Why, then, should we still read Feudal Society? Perhaps we should broaden the question: why do we read any old historians? Why do we read Thucydides, Tacitus, Bede, Gibbon, or Toqueville? We read them because they were great stylists who can teach us how to write; because they were powerful minds whose histories are really vehicles for debates about the nature of government, power, reason, or the logic of history itself; because they were such good writers possessed of such powerful minds that even though their histories are now known to be false, partisan or seriously incomplete, they still seem utterly convincing and coherent; the only histories that could possibly be written.

Emphasis mine.

I'm just a layperson who found it in the bibliography of a pop history blog (bibliography is below the blue subscribe button). The blogger who cited it is a historian, and so is the guy who wrote the book, so it at least passes the first stage of the BS test.

However, I recognize the lack of my own competence and intuition in history, and I recognize that a book which is appropriate for an historian may do more harm in the way I am using it, which is as a textbook survey to get a better understanding of the topic.

While there was a post a while back on how to evaluate if a source is credible, I'd like to know if and how laymen should read flawed sources.

Is the foreword just being melodramatic, and I could probably muddle my way through the book with my regular BS detector? Should I even bother with outdated sources at all and only stick to more recent books? Is there a way historians use when dealing with books which have some truths and some falsehoods?

Apologies to the mods, I posted this earlier without skimming the wiki, so I deleted it, went through the wiki, and after not finding anything that answered my question or was in the topic I was interested in, which was freeholder farmers in feudal Europe, I decided to post this question again.

Lizarch57

Congratulations to an excellent question!

Historical science as a whole does have the major problem that our sources are limited and tradition is nearly never complete. And, in contrast to Natural sciences, Historians and archaeologists cannot prove their results like for example a chemist can do. When the chemist puts together the same two liquids under the same circumstances with the same measures a hundred times he will receive the exact same result in all 100 testings.

Historical research does not work this way. We need to interpret the sources we have, so we have Humans dealing with Humans. It is inevitable that we shape our argumentation through the lens of how we see the world. And as the world constantly changes, so does historical research. If you add archaeological research into the picture, it is likely to change because more excavations can add more data, so that dating of sites, distribution of certain types or cultures, connections between different influence spheres need to be changed because more data is available.

The foreword you stumbled upon might help you to sort better what you read in this book, and it will help you to understand how historical science and this author saw the world in the 1940s. This can be really fascinating in comparison to more modern approaches, but then you will need the more modern texts as well, so you can draw some conclusions for yourself.

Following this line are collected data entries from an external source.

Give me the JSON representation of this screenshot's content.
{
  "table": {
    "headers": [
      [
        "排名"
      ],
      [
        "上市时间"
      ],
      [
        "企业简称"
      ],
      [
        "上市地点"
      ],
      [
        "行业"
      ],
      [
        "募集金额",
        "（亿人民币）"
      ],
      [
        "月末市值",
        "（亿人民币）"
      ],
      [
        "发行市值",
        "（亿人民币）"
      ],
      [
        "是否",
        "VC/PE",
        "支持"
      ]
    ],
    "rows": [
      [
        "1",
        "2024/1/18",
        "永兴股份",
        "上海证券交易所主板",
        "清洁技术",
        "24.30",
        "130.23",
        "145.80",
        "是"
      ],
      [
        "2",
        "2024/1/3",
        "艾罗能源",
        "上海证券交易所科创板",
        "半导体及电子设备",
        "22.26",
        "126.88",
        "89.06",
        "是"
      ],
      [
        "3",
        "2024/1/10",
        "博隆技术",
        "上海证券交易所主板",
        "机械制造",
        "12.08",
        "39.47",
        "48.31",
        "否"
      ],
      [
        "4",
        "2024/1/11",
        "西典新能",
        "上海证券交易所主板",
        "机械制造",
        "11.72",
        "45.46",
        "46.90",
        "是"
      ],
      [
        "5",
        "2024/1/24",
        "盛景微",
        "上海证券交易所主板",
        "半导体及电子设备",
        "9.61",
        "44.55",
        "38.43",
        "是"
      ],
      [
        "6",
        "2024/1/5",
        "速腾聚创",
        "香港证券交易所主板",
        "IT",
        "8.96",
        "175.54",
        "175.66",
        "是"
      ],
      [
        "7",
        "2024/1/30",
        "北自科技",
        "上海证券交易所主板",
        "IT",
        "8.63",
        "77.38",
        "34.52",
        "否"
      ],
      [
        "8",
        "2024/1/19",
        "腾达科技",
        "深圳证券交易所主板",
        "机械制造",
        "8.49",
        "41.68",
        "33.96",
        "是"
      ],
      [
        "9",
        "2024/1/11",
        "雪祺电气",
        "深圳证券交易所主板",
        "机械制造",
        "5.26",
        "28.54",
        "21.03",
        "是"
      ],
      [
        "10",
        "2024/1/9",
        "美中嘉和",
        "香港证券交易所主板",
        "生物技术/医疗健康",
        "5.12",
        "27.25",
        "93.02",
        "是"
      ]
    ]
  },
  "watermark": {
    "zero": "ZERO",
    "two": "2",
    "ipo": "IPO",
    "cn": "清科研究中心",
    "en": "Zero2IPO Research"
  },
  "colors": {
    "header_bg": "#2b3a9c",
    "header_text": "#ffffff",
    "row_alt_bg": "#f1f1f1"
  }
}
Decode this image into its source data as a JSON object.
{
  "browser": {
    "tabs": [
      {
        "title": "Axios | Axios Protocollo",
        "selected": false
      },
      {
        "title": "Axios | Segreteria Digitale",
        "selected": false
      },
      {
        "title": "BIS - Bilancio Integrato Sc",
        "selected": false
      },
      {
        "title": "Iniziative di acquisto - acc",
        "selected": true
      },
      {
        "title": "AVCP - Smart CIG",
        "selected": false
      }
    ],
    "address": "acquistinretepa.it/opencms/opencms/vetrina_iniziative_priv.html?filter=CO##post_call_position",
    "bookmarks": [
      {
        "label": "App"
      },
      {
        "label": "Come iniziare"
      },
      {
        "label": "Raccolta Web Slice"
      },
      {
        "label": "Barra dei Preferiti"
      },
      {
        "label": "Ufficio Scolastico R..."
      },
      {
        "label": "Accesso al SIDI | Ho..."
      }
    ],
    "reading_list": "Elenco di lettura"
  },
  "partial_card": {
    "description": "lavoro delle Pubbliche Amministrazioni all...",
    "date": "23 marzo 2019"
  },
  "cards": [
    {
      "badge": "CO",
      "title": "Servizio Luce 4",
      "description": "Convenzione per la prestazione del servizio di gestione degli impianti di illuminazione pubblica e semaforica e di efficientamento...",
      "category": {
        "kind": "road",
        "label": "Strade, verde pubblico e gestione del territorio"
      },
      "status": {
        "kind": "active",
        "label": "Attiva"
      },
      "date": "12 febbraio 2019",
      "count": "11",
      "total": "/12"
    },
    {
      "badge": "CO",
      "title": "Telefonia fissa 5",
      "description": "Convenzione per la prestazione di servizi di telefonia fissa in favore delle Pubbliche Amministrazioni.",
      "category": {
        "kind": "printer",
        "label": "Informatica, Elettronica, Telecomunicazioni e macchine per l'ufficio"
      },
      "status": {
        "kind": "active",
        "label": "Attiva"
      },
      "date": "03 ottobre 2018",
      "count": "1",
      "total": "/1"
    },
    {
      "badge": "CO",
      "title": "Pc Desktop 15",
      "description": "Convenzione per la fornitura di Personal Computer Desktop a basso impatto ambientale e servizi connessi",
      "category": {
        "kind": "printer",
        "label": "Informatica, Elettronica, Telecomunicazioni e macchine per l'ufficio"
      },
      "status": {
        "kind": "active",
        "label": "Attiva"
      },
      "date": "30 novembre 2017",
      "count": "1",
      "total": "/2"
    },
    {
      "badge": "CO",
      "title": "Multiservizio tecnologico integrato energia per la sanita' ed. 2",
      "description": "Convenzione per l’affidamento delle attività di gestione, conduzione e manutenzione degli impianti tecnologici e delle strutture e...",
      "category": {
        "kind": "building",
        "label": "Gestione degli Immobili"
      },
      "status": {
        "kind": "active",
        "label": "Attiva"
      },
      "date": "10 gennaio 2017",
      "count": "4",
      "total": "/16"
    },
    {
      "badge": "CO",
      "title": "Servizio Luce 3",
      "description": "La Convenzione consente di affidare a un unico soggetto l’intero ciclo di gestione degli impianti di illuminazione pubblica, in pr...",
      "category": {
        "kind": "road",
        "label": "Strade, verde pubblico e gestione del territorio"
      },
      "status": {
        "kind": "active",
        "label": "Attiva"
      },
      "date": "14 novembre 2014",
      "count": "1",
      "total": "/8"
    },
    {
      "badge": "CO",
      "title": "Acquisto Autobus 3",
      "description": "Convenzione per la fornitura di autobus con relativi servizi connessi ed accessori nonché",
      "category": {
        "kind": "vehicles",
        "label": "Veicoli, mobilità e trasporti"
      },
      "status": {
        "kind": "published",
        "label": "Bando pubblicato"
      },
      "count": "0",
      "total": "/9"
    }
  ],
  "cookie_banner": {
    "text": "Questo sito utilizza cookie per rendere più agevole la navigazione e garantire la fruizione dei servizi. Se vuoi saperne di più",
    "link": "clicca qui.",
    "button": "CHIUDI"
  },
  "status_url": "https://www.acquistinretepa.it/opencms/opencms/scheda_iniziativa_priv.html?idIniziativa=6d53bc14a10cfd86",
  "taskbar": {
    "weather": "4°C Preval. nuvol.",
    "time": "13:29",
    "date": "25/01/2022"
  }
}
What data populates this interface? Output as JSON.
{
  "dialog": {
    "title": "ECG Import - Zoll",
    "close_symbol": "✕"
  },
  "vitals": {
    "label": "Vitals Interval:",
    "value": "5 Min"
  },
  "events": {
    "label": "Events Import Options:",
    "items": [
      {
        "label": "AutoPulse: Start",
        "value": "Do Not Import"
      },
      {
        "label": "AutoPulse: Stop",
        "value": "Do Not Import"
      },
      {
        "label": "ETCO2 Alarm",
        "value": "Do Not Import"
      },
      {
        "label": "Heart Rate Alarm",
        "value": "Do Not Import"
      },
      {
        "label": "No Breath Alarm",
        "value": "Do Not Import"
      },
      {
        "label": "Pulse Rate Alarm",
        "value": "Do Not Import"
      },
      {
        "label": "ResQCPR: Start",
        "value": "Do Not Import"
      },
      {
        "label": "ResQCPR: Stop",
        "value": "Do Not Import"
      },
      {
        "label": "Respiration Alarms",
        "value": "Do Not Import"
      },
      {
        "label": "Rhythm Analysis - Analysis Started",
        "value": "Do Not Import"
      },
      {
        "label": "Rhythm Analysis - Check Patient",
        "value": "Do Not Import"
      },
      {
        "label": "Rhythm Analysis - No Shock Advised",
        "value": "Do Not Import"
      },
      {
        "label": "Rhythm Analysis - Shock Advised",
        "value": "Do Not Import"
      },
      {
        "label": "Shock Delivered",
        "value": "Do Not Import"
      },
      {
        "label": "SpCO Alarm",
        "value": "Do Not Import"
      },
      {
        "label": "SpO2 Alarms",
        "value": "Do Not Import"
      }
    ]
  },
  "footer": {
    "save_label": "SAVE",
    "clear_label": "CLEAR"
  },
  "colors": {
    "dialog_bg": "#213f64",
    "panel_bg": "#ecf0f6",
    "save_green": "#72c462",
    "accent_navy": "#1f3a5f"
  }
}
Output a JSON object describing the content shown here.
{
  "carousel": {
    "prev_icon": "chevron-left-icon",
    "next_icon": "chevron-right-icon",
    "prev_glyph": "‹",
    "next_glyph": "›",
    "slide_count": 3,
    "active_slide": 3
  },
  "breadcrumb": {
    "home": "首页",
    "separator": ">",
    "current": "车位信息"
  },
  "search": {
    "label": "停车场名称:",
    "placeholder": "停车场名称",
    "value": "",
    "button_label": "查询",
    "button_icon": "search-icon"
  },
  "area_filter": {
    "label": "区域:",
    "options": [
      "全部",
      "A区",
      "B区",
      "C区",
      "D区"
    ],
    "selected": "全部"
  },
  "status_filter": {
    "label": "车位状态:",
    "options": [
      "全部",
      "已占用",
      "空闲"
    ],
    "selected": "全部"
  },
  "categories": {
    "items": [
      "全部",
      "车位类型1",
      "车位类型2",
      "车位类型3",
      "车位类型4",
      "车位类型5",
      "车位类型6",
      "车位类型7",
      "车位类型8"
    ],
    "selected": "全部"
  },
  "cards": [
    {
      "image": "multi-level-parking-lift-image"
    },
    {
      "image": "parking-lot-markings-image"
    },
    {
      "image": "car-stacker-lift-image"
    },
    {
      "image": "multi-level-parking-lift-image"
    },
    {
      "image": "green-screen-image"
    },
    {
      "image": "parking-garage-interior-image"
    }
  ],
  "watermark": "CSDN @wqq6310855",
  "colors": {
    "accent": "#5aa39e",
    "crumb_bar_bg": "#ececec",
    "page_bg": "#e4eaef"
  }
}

And there lies hidden the answer you are looking for: When I am doing research to a topic I am unfamiliar with, I am looking for an overview. When I find I book that sounds interesting, I take a look at the imprint to find out how old this book is and how likely it is to show the current state of research. If I decide to give it a try, during reading checking if the author also discusses alternative views and has a thorough argumentation and explains why he dismisses other argumentation. Then I do have the chance of checking out the sources for myself and think of other writers covering the same topic from another point of view. It takes some practice.